Meet my friend Norma

It seems that most people meet online these days, not just in bars or through family connections or through friends. Norma Hill and I met online, not on a dating site as we are both happily married, though not to each other. One early email exchange is dated November 8, 2023 though our relationship feels much older. If I recall correctly, she stumbled across my blog which somehow piqued her interest in my various projects. Almost instantly a wide ranging email conversation unfolded. At one point she suggested that “maybe we could get a conversational thread going.” Well, this we certainly did, and continue to do so now in person.

We both enjoy writing; her experience is lifelong while mine is more recent. She has written, produced, edited, taught, and promoted a wide range of writers of fiction and non-fiction. From Inuvik to Haida Gwaii, and here in the Okanagan, she has observed and chronicled life as she found it. Having reached the age of 70 she claims it is time to retire. One may ask what she will do in retirement. My guess is that little will change except that she may now write more for herself and less in the support of other authors. Writers need to make room for their own creativity. Working on the sidelines of other lives can be very lonely.

While Norma grew up elsewhere, she was born in Summerland during one of her parents’ summer holidays. Her mom grew up here; her grandparents lived here for many years; a local road is named after them. Summerland feels like home for Norma. Recently, she turned these memories into a book A Summerland Stories Scrapbook which I describe here. The fly leaf reads:

“Years in the making, Norma has assembled, transcribed, edited, and arranged literally hundreds of stories, reflections and photographs from many generations of her own family history into a delightful and fascinating composite community narrative. Her book offers readers a glimpse of a calmer, simpler, less complicated life, through local stories from the 1930s – 1960s.”

Norma will never forget her roots and rightly so. As a small town of 11,000 residents close to larger centres Summerland is a very special place, now and historically. She is both a social historian and an avid story-teller. She is not haughty. Part of her appeal to writers and readers is her soft-spoken humility that easily emerges from her text. No bravado here; just a love of people and place, this place.

In her editorial work she tweaks, corrects, and improves what she is given. She does so carefully and respectfully. She writes, “I can never look at a paragraph without a certain ‘loss of innocence.’ If a little knowledge is indeed a dangerous thing, then I should be considered a dangerous editorial offender.”

Norma is a person of faith. She knows her way through grief and struggle only too well. She is a mother of five, an elementary and secondary school teacher tutoring special needs students on occasion. While I am unsure that she can drive a tractor she has run an orchard. I would say that she’s a country girl at heart. With husband Lionel, a calm, wise, Indigenous partner and friend, she lives as close to the land as possible.

She admits that she is not very good at relaxing; trust her on this. What she does possess in spades are organizational skills; trust me on this. Her many websites and blogs are peppered with ideas, suggestions, and stories. Go here, and here, and here for more.

Her current project is helping me attempt short story writing.

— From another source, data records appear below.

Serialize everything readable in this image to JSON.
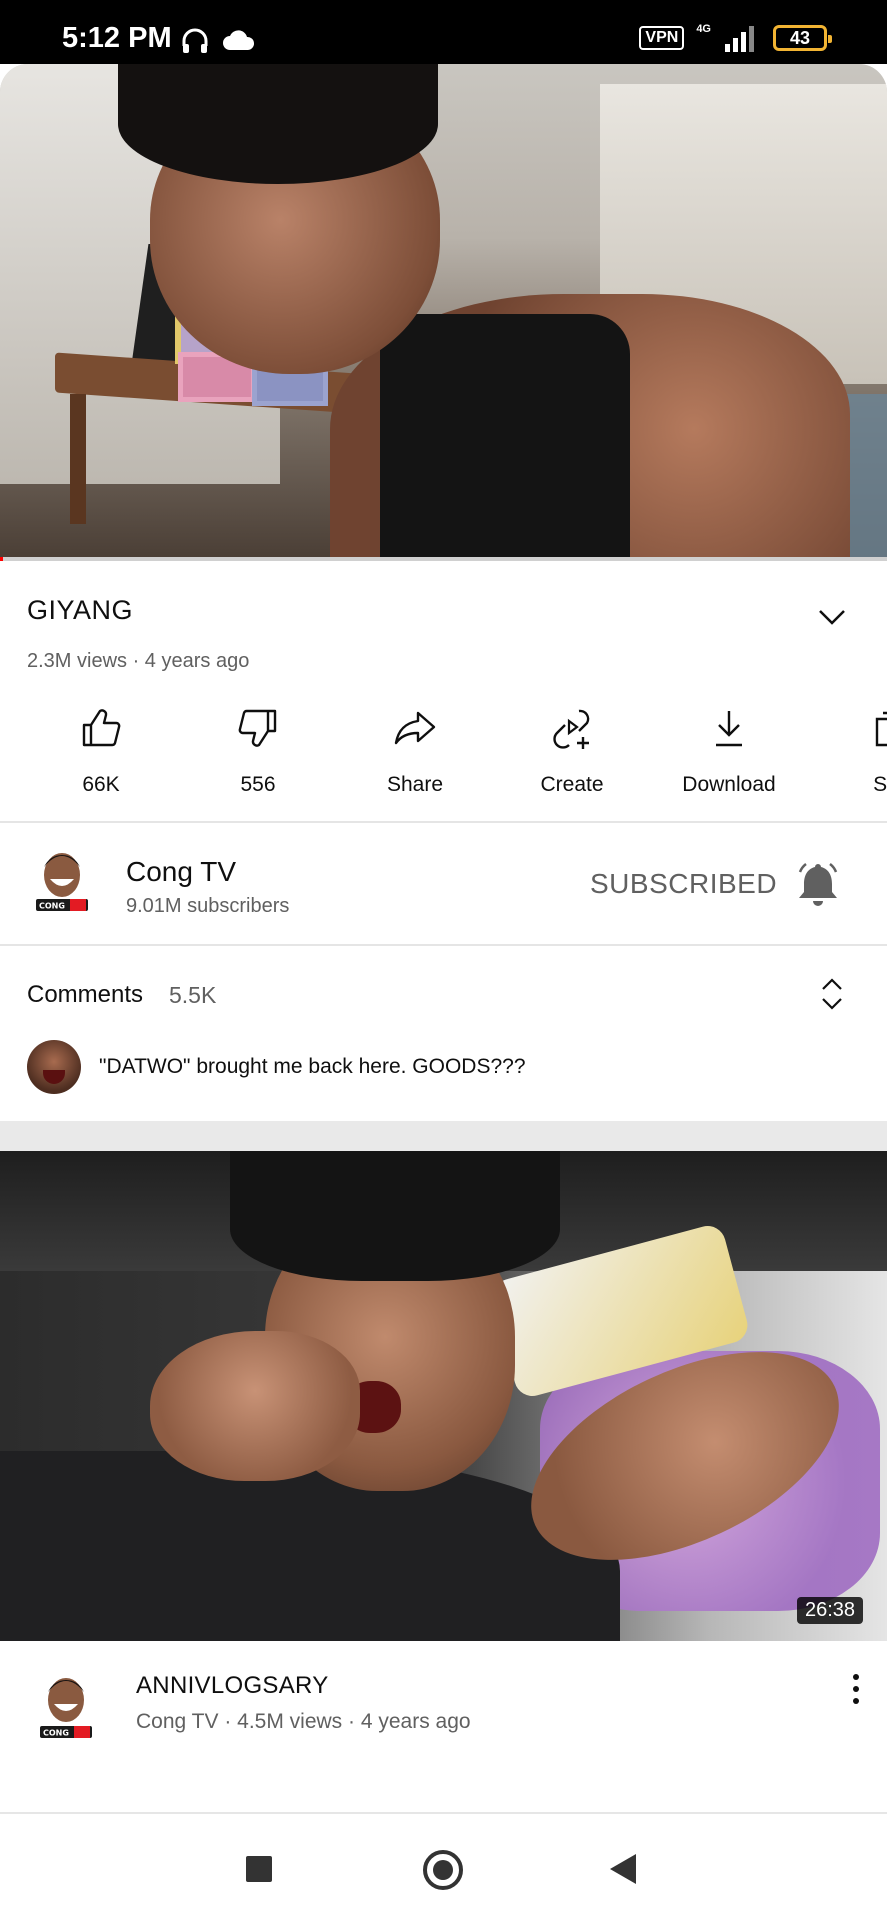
{
  "status_bar": {
    "time": "5:12 PM",
    "vpn": "VPN",
    "network": "4G",
    "battery": "43"
  },
  "player": {
    "progress": 0.003,
    "progress_color": "#ff0000"
  },
  "video": {
    "title": "GIYANG",
    "meta": "2.3M views · 4 years ago"
  },
  "actions": [
    {
      "label": "66K",
      "icon": "thumbs-up-icon"
    },
    {
      "label": "556",
      "icon": "thumbs-down-icon"
    },
    {
      "label": "Share",
      "icon": "share-icon"
    },
    {
      "label": "Create",
      "icon": "create-icon"
    },
    {
      "label": "Download",
      "icon": "download-icon"
    },
    {
      "label": "Sa",
      "icon": "save-icon"
    }
  ],
  "channel": {
    "name": "Cong TV",
    "subscribers": "9.01M subscribers",
    "subscribe_label": "SUBSCRIBED",
    "avatar_text": "CONG"
  },
  "comments": {
    "label": "Comments",
    "count": "5.5K",
    "top_comment": "\"DATWO\" brought me back here. GOODS???"
  },
  "next_video": {
    "duration": "26:38",
    "title": "ANNIVLOGSARY",
    "meta": "Cong TV · 4.5M views · 4 years ago"
  },
  "colors": {
    "accent": "#ff0000",
    "text_secondary": "#606060",
    "battery": "#f2b433"
  }
}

My work is typically non-fiction — sermons; blogs; online articles; I have one academic publication to my name and have another work in progress. I now want to attempt short fiction. Her comments on Draft 01 are very helpful.

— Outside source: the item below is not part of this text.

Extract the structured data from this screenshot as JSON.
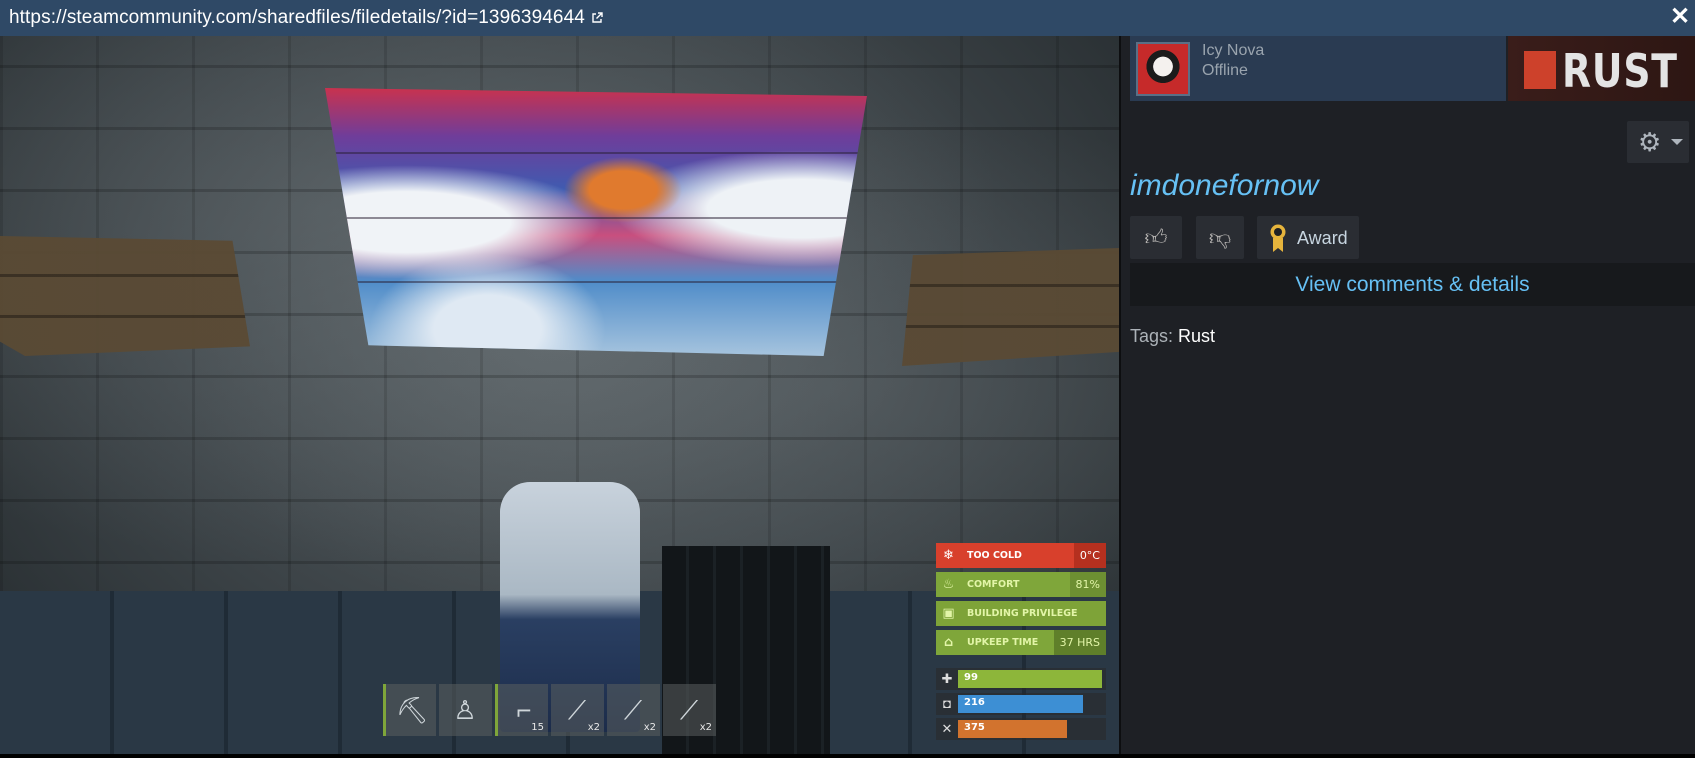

So what can be said about our friendship and about friendship generally? I often say to people that you can’t choose your family (with all due respect) but you can choose your friends, those with whom you share common cause, a respect for politics, and creativity, all these coupled with a good dose of humour. If following a visit you find yourself inspired, as I do with Norma, well that’s a spark of life and light that should be cherished and celebrated.